Effective SSRF mitigation requires defense at multiple layers:

import ipaddress
from urllib.parse import urlparse

BLOCKED_RANGES = [
    ipaddress.ip_network('127.0.0.0/8'),
    ipaddress.ip_network('10.0.0.0/8'),
    ipaddress.ip_network('172.16.0.0/12'),
    ipaddress.ip_network('192.168.0.0/16'),
    ipaddress.ip_network('169.254.0.0/16'),  # Link-local / cloud metadata
]

def is_safe_url(url):
    parsed = urlparse(url)
    if parsed.scheme not in ('http', 'https'):
        return False
    # Resolve hostname to IP to prevent DNS rebinding
    ip = ipaddress.ip_address(socket.gethostbyname(parsed.hostname))
    return not any(ip in network for network in BLOCKED_RANGES)
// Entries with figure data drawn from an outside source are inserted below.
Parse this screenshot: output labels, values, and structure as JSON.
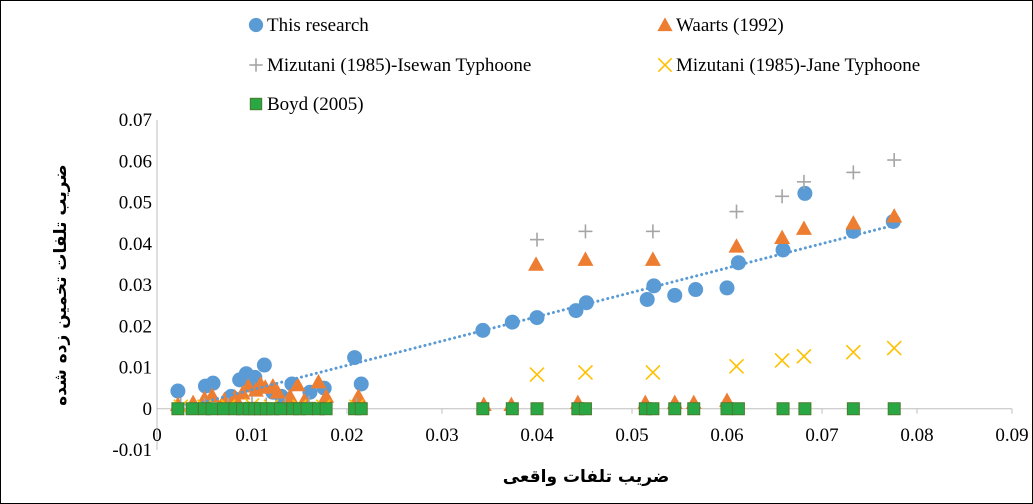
{
  "chart_data": {
    "type": "scatter",
    "xlabel": "ضریب تلفات واقعی",
    "ylabel": "ضریب تلفات تخمین زده شده",
    "xlim": [
      0,
      0.09
    ],
    "ylim": [
      -0.01,
      0.07
    ],
    "x_ticks": [
      "0",
      "0.01",
      "0.02",
      "0.03",
      "0.04",
      "0.05",
      "0.06",
      "0.07",
      "0.08",
      "0.09"
    ],
    "y_ticks": [
      "-0.01",
      "0",
      "0.01",
      "0.02",
      "0.03",
      "0.04",
      "0.05",
      "0.06",
      "0.07"
    ],
    "grid": false,
    "legend_position": "top",
    "series": [
      {
        "name": "This research",
        "marker": "circle",
        "color": "#5b9bd5",
        "points": [
          [
            0.0022,
            0.0043
          ],
          [
            0.0051,
            0.0055
          ],
          [
            0.0059,
            0.0062
          ],
          [
            0.0087,
            0.007
          ],
          [
            0.0094,
            0.0085
          ],
          [
            0.0103,
            0.0076
          ],
          [
            0.0107,
            0.0052
          ],
          [
            0.0113,
            0.0106
          ],
          [
            0.0122,
            0.004
          ],
          [
            0.0142,
            0.006
          ],
          [
            0.0161,
            0.004
          ],
          [
            0.0176,
            0.005
          ],
          [
            0.0208,
            0.0124
          ],
          [
            0.0215,
            0.006
          ],
          [
            0.0078,
            0.003
          ],
          [
            0.0131,
            0.003
          ],
          [
            0.0343,
            0.019
          ],
          [
            0.0374,
            0.021
          ],
          [
            0.04,
            0.0221
          ],
          [
            0.0441,
            0.0238
          ],
          [
            0.0452,
            0.0257
          ],
          [
            0.0516,
            0.0265
          ],
          [
            0.0523,
            0.0298
          ],
          [
            0.0545,
            0.0275
          ],
          [
            0.0567,
            0.0289
          ],
          [
            0.06,
            0.0293
          ],
          [
            0.0612,
            0.0354
          ],
          [
            0.0659,
            0.0385
          ],
          [
            0.0682,
            0.0522
          ],
          [
            0.0733,
            0.043
          ],
          [
            0.0775,
            0.0454
          ]
        ]
      },
      {
        "name": "Waarts (1992)",
        "marker": "triangle",
        "color": "#ed7d31",
        "points": [
          [
            0.0022,
            0.001
          ],
          [
            0.0038,
            0.0015
          ],
          [
            0.005,
            0.0025
          ],
          [
            0.0058,
            0.0032
          ],
          [
            0.0071,
            0.0022
          ],
          [
            0.0082,
            0.0028
          ],
          [
            0.009,
            0.0038
          ],
          [
            0.0096,
            0.0055
          ],
          [
            0.0104,
            0.0045
          ],
          [
            0.0109,
            0.006
          ],
          [
            0.0114,
            0.0052
          ],
          [
            0.0122,
            0.0055
          ],
          [
            0.0127,
            0.004
          ],
          [
            0.014,
            0.003
          ],
          [
            0.0148,
            0.0058
          ],
          [
            0.0155,
            0.002
          ],
          [
            0.017,
            0.0065
          ],
          [
            0.0178,
            0.003
          ],
          [
            0.0212,
            0.003
          ],
          [
            0.0344,
            0.001
          ],
          [
            0.0373,
            0.001
          ],
          [
            0.0399,
            0.035
          ],
          [
            0.0443,
            0.0015
          ],
          [
            0.0451,
            0.0362
          ],
          [
            0.0514,
            0.0015
          ],
          [
            0.0522,
            0.0362
          ],
          [
            0.0545,
            0.0015
          ],
          [
            0.0565,
            0.0015
          ],
          [
            0.06,
            0.002
          ],
          [
            0.061,
            0.0394
          ],
          [
            0.0658,
            0.0415
          ],
          [
            0.0681,
            0.0437
          ],
          [
            0.0733,
            0.045
          ],
          [
            0.0776,
            0.0467
          ]
        ]
      },
      {
        "name": "Mizutani (1985)-Isewan Typhoone",
        "marker": "plus",
        "color": "#a5a5a5",
        "points": [
          [
            0.0025,
            0.001
          ],
          [
            0.005,
            0.001
          ],
          [
            0.0075,
            0.001
          ],
          [
            0.01,
            0.0015
          ],
          [
            0.0115,
            0.001
          ],
          [
            0.0135,
            0.001
          ],
          [
            0.016,
            0.0015
          ],
          [
            0.021,
            0.001
          ],
          [
            0.04,
            0.041
          ],
          [
            0.0451,
            0.043
          ],
          [
            0.0522,
            0.043
          ],
          [
            0.061,
            0.0478
          ],
          [
            0.0658,
            0.0515
          ],
          [
            0.0681,
            0.055
          ],
          [
            0.0733,
            0.0573
          ],
          [
            0.0776,
            0.0603
          ]
        ]
      },
      {
        "name": "Mizutani (1985)-Jane Typhoone",
        "marker": "x",
        "color": "#ffc000",
        "points": [
          [
            0.0025,
            0.0005
          ],
          [
            0.005,
            0.0005
          ],
          [
            0.0075,
            0.0005
          ],
          [
            0.01,
            0.0008
          ],
          [
            0.012,
            0.0005
          ],
          [
            0.015,
            0.0005
          ],
          [
            0.0175,
            0.0005
          ],
          [
            0.021,
            0.0005
          ],
          [
            0.04,
            0.0083
          ],
          [
            0.0451,
            0.0088
          ],
          [
            0.0522,
            0.0088
          ],
          [
            0.061,
            0.0103
          ],
          [
            0.0658,
            0.0117
          ],
          [
            0.0681,
            0.0127
          ],
          [
            0.0733,
            0.0137
          ],
          [
            0.0776,
            0.0147
          ]
        ]
      },
      {
        "name": "Boyd (2005)",
        "marker": "square",
        "color": "#2aa745",
        "points": [
          [
            0.0022,
            0
          ],
          [
            0.0037,
            0
          ],
          [
            0.005,
            0
          ],
          [
            0.0058,
            0
          ],
          [
            0.007,
            0
          ],
          [
            0.0082,
            0
          ],
          [
            0.009,
            0
          ],
          [
            0.0097,
            0
          ],
          [
            0.0103,
            0
          ],
          [
            0.0109,
            0
          ],
          [
            0.0115,
            0
          ],
          [
            0.0122,
            0
          ],
          [
            0.013,
            0
          ],
          [
            0.0143,
            0
          ],
          [
            0.015,
            0
          ],
          [
            0.0158,
            0
          ],
          [
            0.017,
            0
          ],
          [
            0.0178,
            0
          ],
          [
            0.0208,
            0
          ],
          [
            0.0215,
            0
          ],
          [
            0.0343,
            0
          ],
          [
            0.0374,
            0
          ],
          [
            0.04,
            0
          ],
          [
            0.0443,
            0
          ],
          [
            0.0451,
            0
          ],
          [
            0.0514,
            0
          ],
          [
            0.0522,
            0
          ],
          [
            0.0545,
            0
          ],
          [
            0.0565,
            0
          ],
          [
            0.06,
            0
          ],
          [
            0.0612,
            0
          ],
          [
            0.0659,
            0
          ],
          [
            0.0682,
            0
          ],
          [
            0.0733,
            0
          ],
          [
            0.0776,
            0
          ]
        ]
      }
    ],
    "trendline": {
      "series": "This research",
      "style": "dotted",
      "color": "#5b9bd5",
      "x": [
        0.0022,
        0.0776
      ],
      "y": [
        0.0,
        0.0445
      ]
    }
  }
}
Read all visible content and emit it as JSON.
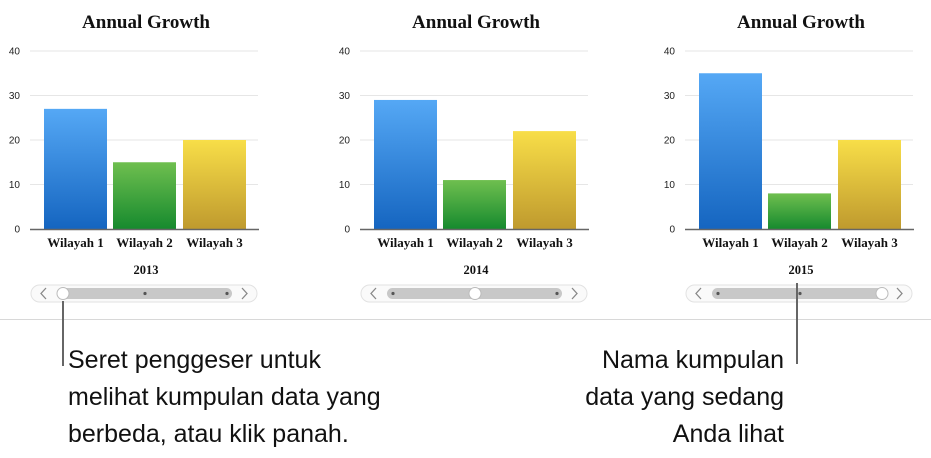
{
  "chart_data": [
    {
      "type": "bar",
      "title": "Annual Growth",
      "dataset": "2013",
      "categories": [
        "Wilayah 1",
        "Wilayah 2",
        "Wilayah 3"
      ],
      "values": [
        27,
        15,
        20
      ],
      "ylim": [
        0,
        40
      ],
      "yticks": [
        0,
        10,
        20,
        30,
        40
      ],
      "grid": true,
      "slider_position": 0
    },
    {
      "type": "bar",
      "title": "Annual Growth",
      "dataset": "2014",
      "categories": [
        "Wilayah 1",
        "Wilayah 2",
        "Wilayah 3"
      ],
      "values": [
        29,
        11,
        22
      ],
      "ylim": [
        0,
        40
      ],
      "yticks": [
        0,
        10,
        20,
        30,
        40
      ],
      "grid": true,
      "slider_position": 0.5
    },
    {
      "type": "bar",
      "title": "Annual Growth",
      "dataset": "2015",
      "categories": [
        "Wilayah 1",
        "Wilayah 2",
        "Wilayah 3"
      ],
      "values": [
        35,
        8,
        20
      ],
      "ylim": [
        0,
        40
      ],
      "yticks": [
        0,
        10,
        20,
        30,
        40
      ],
      "grid": true,
      "slider_position": 1
    }
  ],
  "colors": {
    "bar1_top": "#55a8f5",
    "bar1_bottom": "#1565c0",
    "bar2_top": "#6fbf4f",
    "bar2_bottom": "#168a2e",
    "bar3_top": "#f8de48",
    "bar3_bottom": "#bf9a2e"
  },
  "callouts": {
    "left": [
      "Seret penggeser untuk",
      "melihat kumpulan data yang",
      "berbeda, atau klik panah."
    ],
    "right": [
      "Nama kumpulan",
      "data yang sedang",
      "Anda lihat"
    ]
  }
}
Additional defensive measures include:

• Network Segmentation: Place application servers in network segments that cannot reach sensitive internal services. Use security groups and firewall rules to restrict outbound traffic to only necessary destinations.
• IMDSv2 Enforcement: On AWS, require IMDSv2 (token-based) which mitigates most SSRF-based metadata theft. Disable the metadata service entirely for instances that do not need it.
• Allowlist Over Denylist: If the application only needs to fetch from known domains, use a strict allowlist rather than attempting to block internal addresses (denylist approaches are consistently bypassed).
• Disable Unnecessary Protocols: Ensure HTTP clients do not follow non-HTTP redirects and cannot use schemes like file:// or gopher://.
• DNS Resolution Validation: Resolve the hostname and validate the IP address before making the request. Re-resolve after any redirects to prevent TOCTOU attacks via DNS rebinding.